For $\mathcal{M}_g$, the set of isomorphism classes $\pi_0(\mathcal{M}_g(S))$ is the set of isomorphism classes of smooth genus-$g$ curves over $S$. Taking $S = \operatorname{Spec} k$ for an algebraically closed field $k$, this is the classical moduli set $M_g(k)$.

However, the passage $\mathcal{F}_U \mapsto \pi_0(\mathcal{F}_U)$ loses information about automorphisms. Two CFGs can have the same isomorphism classes but different automorphism groups, hence different stacks. This is why working with the full groupoid-valued functor is essential.

For $BG$ where $G$ is a finite group over a field $k$, the fiber functor sends $S$ to the groupoid of $G$-torsors over $S$. The presheaf of isomorphism classes sends $S$ to $H^1_{\mathrm{et}}(S, G)$.

Over $\operatorname{Spec} k$ with $k$ algebraically closed: every $G$-torsor is trivial, so $\pi_0(BG(k)) = \{*\}$ (a single point). But $BG(k) \simeq BG$ as a groupoid (one object with automorphism group $G$). The automorphism information is invisible at the level of isomorphism classes but crucial for the stack structure.
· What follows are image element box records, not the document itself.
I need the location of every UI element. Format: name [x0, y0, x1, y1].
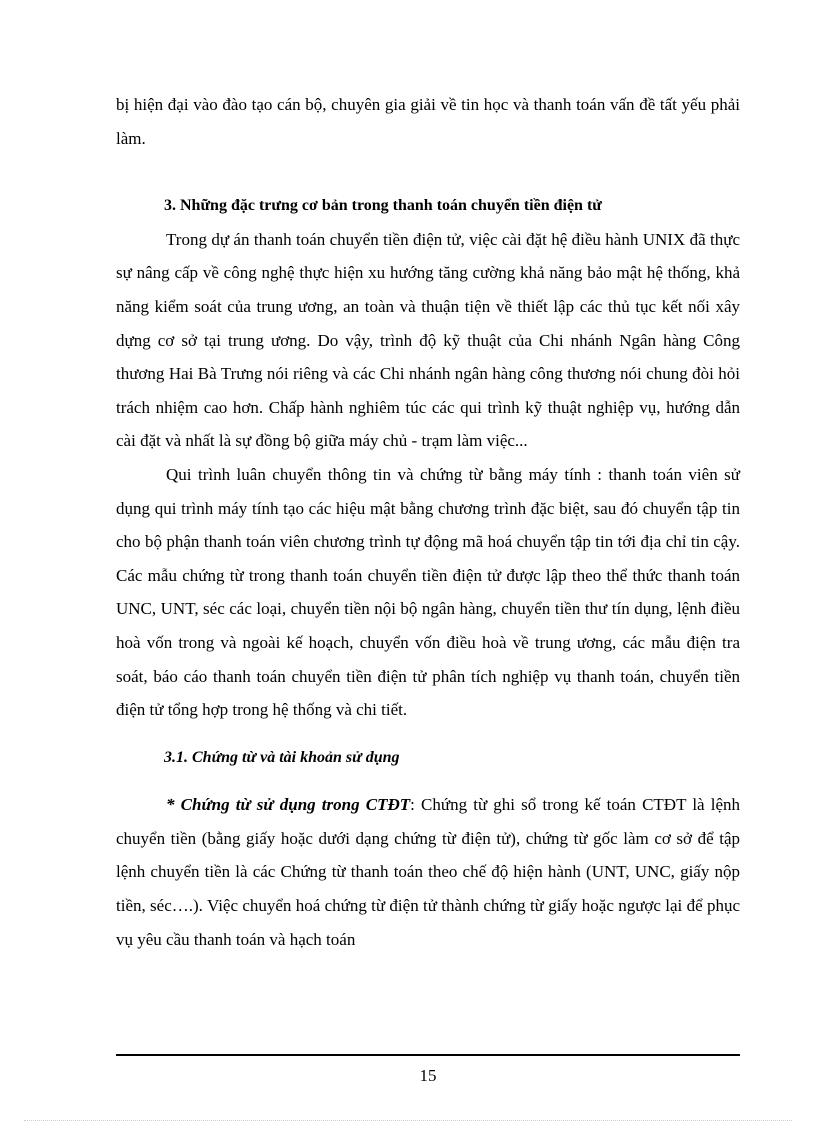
- paragraph-3-body: : Chứng từ ghi sổ trong kế toán CTĐT là lệnh chuyển tiền (bằng giấy hoặc dưới dạng chứng từ điện tử), chứng từ gốc làm cơ sở để tập lệnh chuyển tiền là các Chứng từ thanh toán theo chế độ hiện hành (UNT, UNC, giấy nộp tiền, séc….). Việc chuyển hoá chứng từ điện tử thành chứng từ giấy hoặc ngược lại để phục vụ yêu cầu thanh toán và hạch toán: [116, 795, 740, 949]
- intro-paragraph: bị hiện đại vào đào tạo cán bộ, chuyên gia giải về tin học và thanh toán vấn đề tất yếu phải làm.: [116, 95, 740, 148]
- spacer: [116, 774, 740, 788]
- page-edge-divider: [24, 1120, 792, 1121]
- paragraph-2: Qui trình luân chuyển thông tin và chứng từ bằng máy tính : thanh toán viên sử dụng qui trình máy tính tạo các hiệu mật bằng chương trình đặc biệt, sau đó chuyển tập tin cho bộ phận thanh toán viên chương trình tự động mã hoá chuyển tập tin tới địa chỉ tin cậy. Các mẫu chứng từ trong thanh toán chuyển tiền điện tử được lập theo thể thức thanh toán UNC, UNT, séc các loại, chuyển tiền nội bộ ngân hàng, chuyển tiền thư tín dụng, lệnh điều hoà vốn trong và ngoài kế hoạch, chuyển vốn điều hoà về trung ương, các mẫu điện tra soát, báo cáo thanh toán chuyển tiền điện tử phân tích nghiệp vụ thanh toán, chuyển tiền điện tử tổng hợp trong hệ thống và chi tiết.: [116, 464, 740, 720]
- section-3-heading: 3. Những đặc trưng cơ bản trong thanh toán chuyển tiền điện tử: [164, 197, 602, 215]
- paragraph-1: Trong dự án thanh toán chuyển tiền điện tử, việc cài đặt hệ điều hành UNIX đã thực sự nâng cấp về công nghệ thực hiện xu hướng tăng cường khả năng bảo mật hệ thống, khả năng kiểm soát của trung ương, an toàn và thuận tiện về thiết lập các thủ tục kết nối xây dựng cơ sở tại trung ương. Do vậy, trình độ kỹ thuật của Chi nhánh Ngân hàng Công thương Hai Bà Trưng nói riêng và các Chi nhánh ngân hàng công thương nói chung đòi hỏi trách nhiệm cao hơn. Chấp hành nghiêm túc các qui trình kỹ thuật nghiệp vụ, hướng dẫn cài đặt và nhất là sự đồng bộ giữa máy chủ - trạm làm việc...: [116, 229, 740, 451]
- paragraph-3-lead: * Chứng từ sử dụng trong CTĐT: [166, 795, 411, 815]
- section-3-1-heading: 3.1. Chứng từ và tài khoản sử dụng: [164, 748, 400, 766]
- page-number: 15: [419, 1066, 437, 1085]
- spacer: [116, 727, 740, 741]
- document-page: [116, 88, 740, 956]
- paragraph-3: [116, 788, 740, 956]
- spacer: [116, 155, 740, 189]
- footer-rule: [116, 1054, 740, 1056]
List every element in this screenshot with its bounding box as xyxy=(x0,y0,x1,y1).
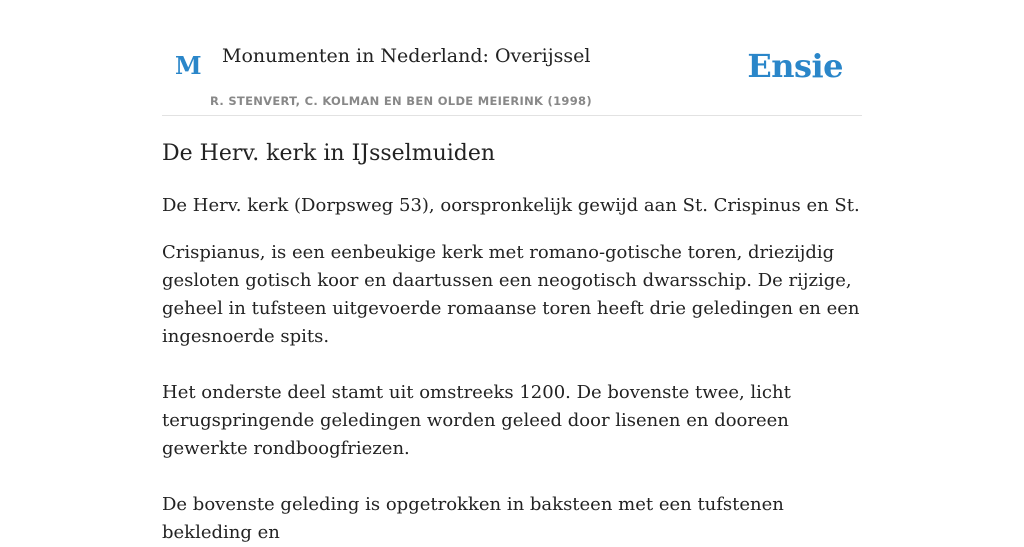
article-paragraph: Het onderste deel stamt uit omstreeks 1200. De bovenste twee, licht terugspringende geledingen worden geleed door lisenen en dooreen gewerkte rondboogfriezen. xyxy=(162,382,791,459)
book-authors: R. STENVERT, C. KOLMAN EN BEN OLDE MEIERINK (1998) xyxy=(210,94,592,108)
article-title: De Herv. kerk in IJsselmuiden xyxy=(162,141,496,166)
article xyxy=(162,138,862,547)
article-paragraph: De bovenste geleding is opgetrokken in baksteen met een tufstenen bekleding en xyxy=(162,494,784,543)
article-paragraph: De Herv. kerk (Dorpsweg 53), oorspronkelijk gewijd aan St. Crispinus en St. xyxy=(162,195,860,216)
ensie-logo-link[interactable]: Ensie xyxy=(747,47,843,85)
article-paragraph: Crispianus, is een eenbeukige kerk met romano-gotische toren, driezijdig gesloten gotisch koor en daartussen een neogotisch dwarsschip. De rijzige, geheel in tufsteen uitgevoerde romaanse toren heeft drie geledingen en een ingesnoerde spits. xyxy=(162,242,860,347)
book-logo-icon[interactable]: M xyxy=(175,51,202,80)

The morphism $\mathcal{M}_{1,1} \to \mathcal{M}_1$ that sends $(E, e)$ (an elliptic curve with origin) to $E$ (the underlying genus-1 curve, forgetting the marked point) is a morphism of CFGs. On fibers over $S$, this is the functor that forgets the section.

This is not an equivalence because $\mathcal{M}_1$ has "more" automorphisms: the automorphism group of an elliptic curve in $\mathcal{M}_1$ includes all translations, while in $\mathcal{M}_{1,1}$ only origin-preserving automorphisms survive.

The determinant gives a morphism of CFGs: $\det : \mathcal{B}un_n \to \mathcal{P}ic$ sending a rank-$n$ vector bundle $\mathcal{E}$ to its determinant line bundle $\det(\mathcal{E}) = \bigwedge^n \mathcal{E}$. This is compatible with pullback since $\det(f^*\mathcal{E}) \cong f^*\det(\mathcal{E})$.

Taking $F = G = \operatorname{id} : \mathcal{X} \to \mathcal{X}$ and forming the 2-fiber product $\mathcal{X} \times_{\mathcal{X} \times \mathcal{X}} \mathcal{X}$, we get the inertia stack $\mathcal{I}_\mathcal{X}$:

$\mathcal{I}_\mathcal{X}(U) = \{(x, \alpha) : x \in \mathcal{X}(U), \alpha \in \operatorname{Aut}(x)\}$

The inertia stack encodes the automorphism groups of objects. For a scheme $X$ (viewed as a CFG), $\mathcal{I}_X = X$ (all automorphisms are trivial). For $BG$, the inertia stack is $[G/G]$ where $G$ acts on itself by conjugation.

Consider the morphism $\mathcal{M}_{1,1} \to B(\mathbb{Z}/n\mathbb{Z})^2$ that sends an elliptic curve $E$ to its $n$-torsion $E[n]$ (as a torsor). The fiber product $\mathcal{M}_{1,1}(n) = \mathcal{M}_{1,1} \times_{B(\mathbb{Z}/n\mathbb{Z})^2} \operatorname{Spec}\mathbb{Z}[1/n]$ parametrizes elliptic curves with full level-$n$ structure. For $n \geq 3$, the automorphisms are killed and $\mathcal{M}_{1,1}(n)$ is a scheme (the modular curve $Y(n)$).

For $BG$ with $G$ a smooth group scheme, let $P, Q$ be two $G$-torsors over $S$. Then $\operatorname{Isom}(P, Q)$ is the sheaf on $\mathbf{Sch}/S$ sending $T \to S$ to the set of $G$-equivariant isomorphisms $P_T \to Q_T$. This is representable by the scheme $\operatorname{Isom}_G(P, Q) = P \times^G Q^{\mathrm{op}}$ (a twisted form of $G$).

In particular, $\operatorname{Aut}(P) = \operatorname{Isom}(P, P)$ is a form of $G$ (equal to $G$ when $P$ is trivial).